Zipf's Law states (roughly) that the frequency of a word is inversely proportional to it's rank in a frequency table, where the constant of proportionality depends on the language. So if word_i is the i^th word on the frequency table then the probability of word_i occurring is P(W=word_i) ≈ α/i, where α can be determined by averaging over a suitable sample of words. I wanted to use this model to get an idea of how many words of a foreign language I would need to reach a certain level of fluency. So if I want to reach 99% fluency, meaning I know a word 99% of the time I encounter one, I need to find N so that

${\displaystyle \sum _{i=1}^{N}{\frac {\alpha }{i}}=.99.}$

The problem is that the series on the left does not converge, so by choosing N large enough I can get to any "probability", even a probability greater than 1. I've looked at variations on Zipf's law but they all seem to suffer from about the same issue, they predict the ratios between frequencies but aren't much use predicting cumulative frequencies as i grows large. What I'm doing now to get some kind of answer is to sum the frequencies manually and compare with the total number of words in the dataset, basically just looking a the raw data without any effort to model it. Is there a version of Zipf's law that is more compatible with what I'm trying to use it for? --RDBury (talk) 20:39, 9 April 2021 (UTC)

This model assumes that not only do you know ${\displaystyle N}$ words, but that they are precisely the ${\displaystyle N}$ most common words. Additionally, the relevant vocabulary can change dramatically depending on the setting. For shopping on the local farmers' market you need other words than for discussing the risks of the use of AI apps for decision making.  --Lambiam 21:33, 9 April 2021 (UTC)

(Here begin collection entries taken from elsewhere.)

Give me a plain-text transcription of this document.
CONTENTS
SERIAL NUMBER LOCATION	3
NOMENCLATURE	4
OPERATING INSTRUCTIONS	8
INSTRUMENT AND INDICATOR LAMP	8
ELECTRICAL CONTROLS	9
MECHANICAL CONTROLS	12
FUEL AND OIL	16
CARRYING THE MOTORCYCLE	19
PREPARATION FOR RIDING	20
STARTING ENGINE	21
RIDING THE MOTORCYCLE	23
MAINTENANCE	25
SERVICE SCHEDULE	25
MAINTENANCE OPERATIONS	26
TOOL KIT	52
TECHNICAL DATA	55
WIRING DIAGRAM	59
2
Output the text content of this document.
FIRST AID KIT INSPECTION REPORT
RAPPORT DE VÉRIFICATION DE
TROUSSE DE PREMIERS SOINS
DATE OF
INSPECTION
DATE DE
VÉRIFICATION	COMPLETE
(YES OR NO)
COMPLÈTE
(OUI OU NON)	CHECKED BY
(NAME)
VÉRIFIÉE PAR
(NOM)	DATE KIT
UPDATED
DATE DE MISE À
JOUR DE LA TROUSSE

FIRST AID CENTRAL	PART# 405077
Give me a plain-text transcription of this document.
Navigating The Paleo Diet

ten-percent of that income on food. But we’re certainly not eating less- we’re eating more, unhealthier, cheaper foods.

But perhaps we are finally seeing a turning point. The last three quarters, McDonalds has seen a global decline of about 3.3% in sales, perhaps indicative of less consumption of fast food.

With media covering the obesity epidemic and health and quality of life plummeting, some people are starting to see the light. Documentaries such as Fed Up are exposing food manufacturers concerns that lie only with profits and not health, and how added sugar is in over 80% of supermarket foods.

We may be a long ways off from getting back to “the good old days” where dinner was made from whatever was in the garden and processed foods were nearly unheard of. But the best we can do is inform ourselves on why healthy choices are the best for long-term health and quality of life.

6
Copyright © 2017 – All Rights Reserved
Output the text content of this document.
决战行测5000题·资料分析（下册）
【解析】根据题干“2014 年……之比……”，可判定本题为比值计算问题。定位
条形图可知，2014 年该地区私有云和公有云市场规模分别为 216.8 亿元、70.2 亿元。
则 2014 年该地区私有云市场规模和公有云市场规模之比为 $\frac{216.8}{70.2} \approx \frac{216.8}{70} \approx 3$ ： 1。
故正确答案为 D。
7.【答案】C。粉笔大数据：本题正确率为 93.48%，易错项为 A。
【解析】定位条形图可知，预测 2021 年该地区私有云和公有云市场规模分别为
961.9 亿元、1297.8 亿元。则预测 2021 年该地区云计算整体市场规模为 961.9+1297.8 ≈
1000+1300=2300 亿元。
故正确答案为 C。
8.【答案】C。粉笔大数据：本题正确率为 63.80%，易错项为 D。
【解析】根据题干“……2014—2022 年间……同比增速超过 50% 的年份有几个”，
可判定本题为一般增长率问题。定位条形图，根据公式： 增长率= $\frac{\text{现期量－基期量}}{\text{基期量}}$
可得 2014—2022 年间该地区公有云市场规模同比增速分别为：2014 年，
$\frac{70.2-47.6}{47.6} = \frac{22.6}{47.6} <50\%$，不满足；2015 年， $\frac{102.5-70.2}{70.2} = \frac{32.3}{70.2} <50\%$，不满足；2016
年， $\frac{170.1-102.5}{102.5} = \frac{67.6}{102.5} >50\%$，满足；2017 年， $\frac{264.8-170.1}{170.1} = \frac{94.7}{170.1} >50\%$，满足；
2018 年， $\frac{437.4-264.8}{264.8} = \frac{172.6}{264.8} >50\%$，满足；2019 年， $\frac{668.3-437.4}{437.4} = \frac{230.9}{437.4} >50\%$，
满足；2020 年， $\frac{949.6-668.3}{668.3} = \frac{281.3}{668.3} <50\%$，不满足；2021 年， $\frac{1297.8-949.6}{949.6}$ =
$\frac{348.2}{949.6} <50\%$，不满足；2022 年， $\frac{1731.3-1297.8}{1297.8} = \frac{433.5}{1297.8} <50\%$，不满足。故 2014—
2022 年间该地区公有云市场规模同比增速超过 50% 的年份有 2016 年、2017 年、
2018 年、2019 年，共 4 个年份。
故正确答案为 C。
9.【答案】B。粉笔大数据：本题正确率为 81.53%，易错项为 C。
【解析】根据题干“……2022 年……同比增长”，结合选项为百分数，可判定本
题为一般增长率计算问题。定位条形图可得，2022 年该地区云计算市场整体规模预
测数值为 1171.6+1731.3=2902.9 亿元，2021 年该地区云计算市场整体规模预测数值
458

A fair criticism, but I'm assuming that I'll learn the most common words first. This may not be exactly true but I think it's close enough for an estimate. --RDBury (talk) 18:35, 10 April 2021 (UTC)

A version that does not suffer from a divergent tail is

${\displaystyle f_{K}(i)=\left\lfloor {\frac {K}{i}}\right\rfloor .}$

Asymptotically, ${\displaystyle \textstyle {\sum _{i=1}^{\infty }f_{K}(i)=\sum _{i=1}^{K}f_{K}(i)\sim K\ln K}.}$

 --Lambiam 21:06, 9 April 2021 (UTC)

The size of the corpus of English lemmas in Webster's Third New International Dictionary and in Wiktionary is about 500,000 (see List of dictionaries by number of words). That is the value of the above sum for ${\displaystyle K=45918.}$  --Lambiam 21:27, 9 April 2021 (UTC)

I'm trying to find a model that's independent of the corpus size since presumably the less frequent the word, the less accurately the a finite sample matches the actual probability. Plus, when you get down to the words that occur just once in a given corpus you start to get misspellings, people's names, made-up words, and other one-offs that shouldn't really be counted as the words in the given language. FWIW, I'm using the word lists at wikt:User:Matthias Buchmeier. --RDBury (talk) 18:35, 10 April 2021 (UTC)

The fact is that the constant in Zipf's law, in its original form, depends on the corpus size. This is also the case for modestly sized corpora, not containing maladroit malapropisms, mischievious misspellings, nonsensical nonces, or sequipedalian supercalifragilisticexpialidociosities.  --Lambiam 20:16, 10 April 2021 (UTC)

If the size of the word list (the number of "types") equals ${\displaystyle K,}$ then an estimate of the corpus size (the number of "tokens") from which that list was collected is ${\displaystyle S=K\ln K.}$ You want to find ${\displaystyle N}$ such that ${\displaystyle \textstyle {\sum _{i=1}^{N}f_{K}(i)=pS},}$ where ${\displaystyle p}$ is the desired fluency level expressed as a fraction of unity. The lhs can be approximated by ${\displaystyle K\ln N.}$ The equation ${\displaystyle K\ln N=pK\ln K}$ is solved for ${\displaystyle N}$ by ${\displaystyle N=K^{p}.}$ For example, some sources give the number of words in War and Peace as 587,287. I don't know if these are words in the original Russian or a translation, but let us take ${\displaystyle S=500000}$ as above as a ballpark estimate, corrresponding to ${\displaystyle K=45918}$ or thereabouts. Rounded to a whole number, ${\displaystyle 45918^{0.99}=41244.}$ With the floor version above, the 0.99 level is reached for ${\displaystyle N=40918.}$. For comparison, the 0.90 level is reached already for ${\displaystyle N=11416,}$ so this is a clear example of diminishing returns. (It is not very encouraging that to know 99% of the words (tokens) in War and Peace you need to learn 89% of the types. And as you move on to Pushkin, there is probably a bunch of words that Tolstoy never used, so you don't reach the 99% fluency level for Pushkin.)  --Lambiam 22:02, 10 April 2021 (UTC)